R. V. V. : Nous l’expliquons avec le mot de Gramsci : Podemos est un « monstre », apparu entre le vieux monde qui n’en finit pas de mourir et le nouveau qui tarde à éclore ! Podemos est né du mouvement des Indignés, cette prolifération horizontale, moléculaire, rhyzomique aurait dit Deleuze. Mais c’est aussi la compréhension de la nécessité de la concurrence sur le terrain électoral.
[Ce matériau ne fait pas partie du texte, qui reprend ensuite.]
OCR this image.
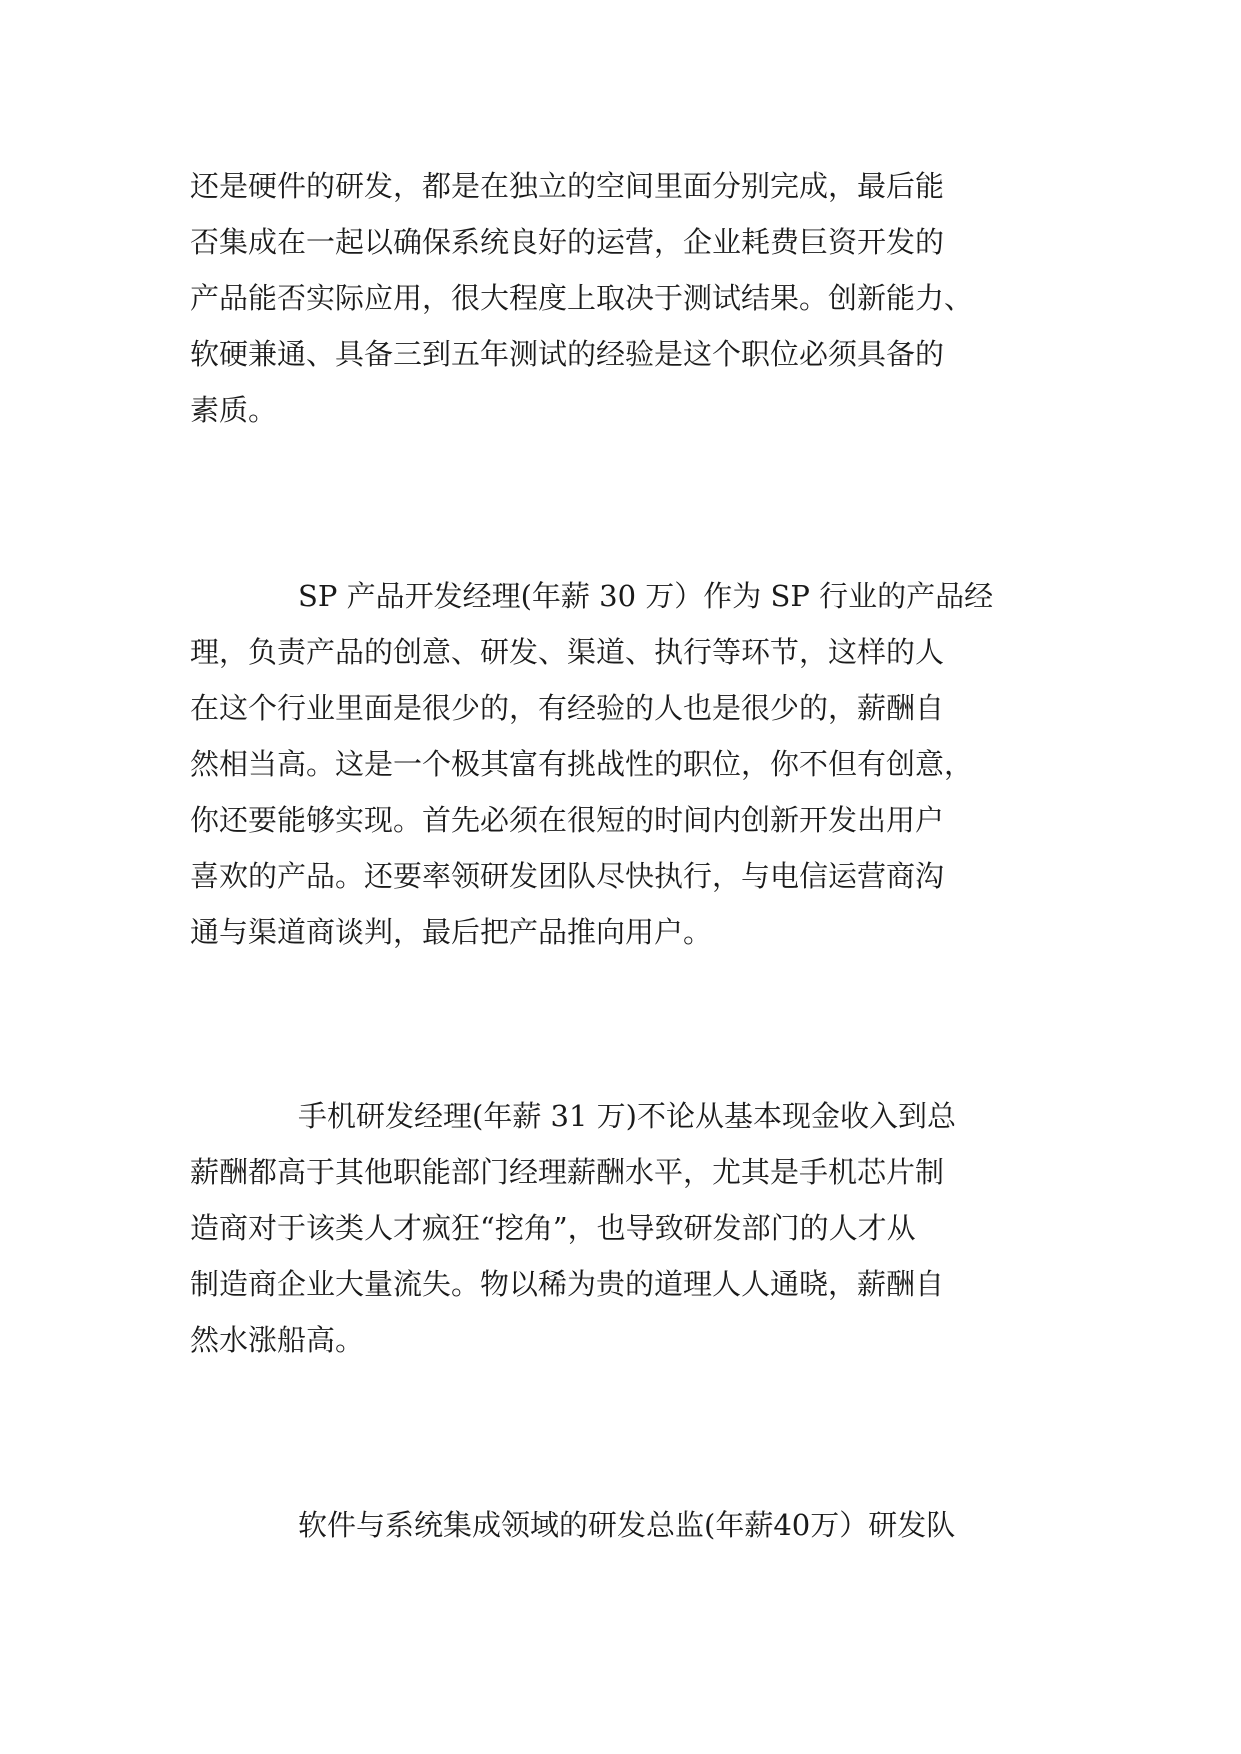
还是硬件的研发，都是在独立的空间里面分别完成，最后能
否集成在一起以确保系统良好的运营，企业耗费巨资开发的
产品能否实际应用，很大程度上取决于测试结果。创新能力、
软硬兼通、具备三到五年测试的经验是这个职位必须具备的
素质。
SP 产品开发经理(年薪 30 万）作为 SP 行业的产品经
理，负责产品的创意、研发、渠道、执行等环节，这样的人
在这个行业里面是很少的，有经验的人也是很少的，薪酬自
然相当高。这是一个极其富有挑战性的职位，你不但有创意，
你还要能够实现。首先必须在很短的时间内创新开发出用户
喜欢的产品。还要率领研发团队尽快执行，与电信运营商沟
通与渠道商谈判，最后把产品推向用户。
手机研发经理(年薪 31 万)不论从基本现金收入到总
薪酬都高于其他职能部门经理薪酬水平，尤其是手机芯片制
造商对于该类人才疯狂“挖角”，也导致研发部门的人才从
制造商企业大量流失。物以稀为贵的道理人人通晓，薪酬自
然水涨船高。
软件与系统集成领域的研发总监(年薪40万）研发队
Nous sommes donc un mélange pragmatique de tout cela, un hybride de cette monstruosité-là, très productive dans le contexte particulier où l’on se trouve. Mais cette formule organisationnelle n’a pas été pensée à l’avance, c’est un virus qui mute sans cesse entre, d’un côté, concurrence et efficacité électorales, et de l’autre, délibération collective et ouverture des espaces de discussion et de décision dans la société. Évidemment, cela génère des contradictions affreuses et c’est souvent loin d’être harmonieux ! On n’a pas trouvé la formule magique mais on a ouvert un champ avec une tension constitutrice entre la masse et un petit groupe dirigeant. On peut tout à fait faire une critique de cela car Podemos est aussi une petite rébellion de politologues. Et ce n’est pas par hasard que nombre de cadres de Podemos viennent des sciences sociales et en particulier de l’analyse des discours. C’est d’ailleurs une influence française ! Mais c’est cette combinaison qui permet d’avoir ce champ d’expérimentation. Et la critique la plus dure du cadre dirigeant de Podemos vient de Podemos lui-même. En même temps, Podemos laisse s’exprimer la critique car c’est sur ce terrain que prospère la subjectivation qui nous permet sans cesse d’avoir l’initiative, d’avoir l’oreille des grands médias – qui sont sur la défensive d’ailleurs. Ils ont réussi à nous mettre, sur ces questions, dans une situation compliquée au cours des trois derniers mois, mais depuis les élections du 24 mai, on se retrouve dans la situation où l’articulation des rapports entre les cercles et les cadres de Podemos est ce qui permet de réactiver le champ du politique. Et la volonté de politique. Pour continuer notre marche vers les élections législatives d’octobre prochain.